Revenue fell 2% for the year to £166.3m. International sales were up 7%, but UK sales declined 6%.
Adjusted profit before tax for the period fell 87.5% to £1m.
Adjusting items totalled £6m and included the cost of launching in South Korea, a profit write-back on the conversion of its wholesale partnership with John Lewis to a concession business model, write-offs associated with House of Fraser’s administration, and fixed asset impairment costs.
During the year the business reduced its inventory by 11% to £39.7m and launched new subsidiaries in Japan, as well as South Korea.
Online sales increased by 27%, and represented 22% of group revenue, up from 17% in 2018. Around 90% of Mulberry’s revenue is now generated through direct to consumer channels, following the transition of its John Lewis account.

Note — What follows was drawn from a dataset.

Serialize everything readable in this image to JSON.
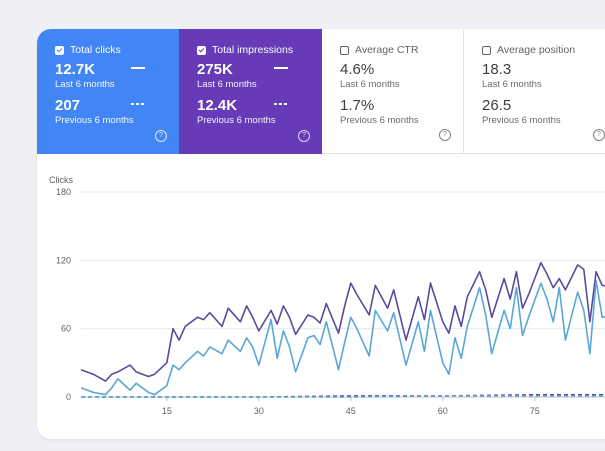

Mulberry’s total retail sales were up 13% for the 11 weeks to 15 June, including a 31% uplift internationally and a 7% rise in the UK. The brand launched on Farfetch in April.
CEO Thierry Andretta said: “The group has delivered results in line with expectations and is making good progress in advancing its international strategy and direct to customer model whilst managing a challenging UK market.

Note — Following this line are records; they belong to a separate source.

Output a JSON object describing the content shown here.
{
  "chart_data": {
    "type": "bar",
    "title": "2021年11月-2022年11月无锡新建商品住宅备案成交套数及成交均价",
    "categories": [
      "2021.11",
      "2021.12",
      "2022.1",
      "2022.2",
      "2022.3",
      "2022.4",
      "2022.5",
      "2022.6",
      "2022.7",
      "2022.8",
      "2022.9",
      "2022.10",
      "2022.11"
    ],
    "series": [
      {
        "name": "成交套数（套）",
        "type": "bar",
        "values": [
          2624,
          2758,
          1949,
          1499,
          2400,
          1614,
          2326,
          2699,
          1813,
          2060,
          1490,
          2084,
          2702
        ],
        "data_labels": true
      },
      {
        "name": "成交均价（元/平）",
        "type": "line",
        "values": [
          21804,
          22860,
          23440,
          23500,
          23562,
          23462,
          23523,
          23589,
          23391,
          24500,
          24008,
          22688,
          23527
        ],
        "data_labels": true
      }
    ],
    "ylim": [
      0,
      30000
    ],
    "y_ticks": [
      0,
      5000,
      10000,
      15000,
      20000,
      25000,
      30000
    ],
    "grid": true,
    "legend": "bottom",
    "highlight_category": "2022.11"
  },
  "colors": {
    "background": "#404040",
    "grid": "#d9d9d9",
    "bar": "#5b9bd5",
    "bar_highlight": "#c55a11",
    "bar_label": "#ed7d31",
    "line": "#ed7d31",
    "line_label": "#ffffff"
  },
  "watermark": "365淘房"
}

“We have established new subsidiaries in Japan and South Korea and introduced important digital partnerships in China. International and omnichannel sales, driven by our customer centric focus, are increasing as a result.
“Looking ahead, we anticipate that international and digital sales will continue to grow whilst UK retail trading conditions are expected to remain uncertain. The group plans to invest further in its new Asian entities during this development phase, enhance its global digital platform and optimise the UK network.”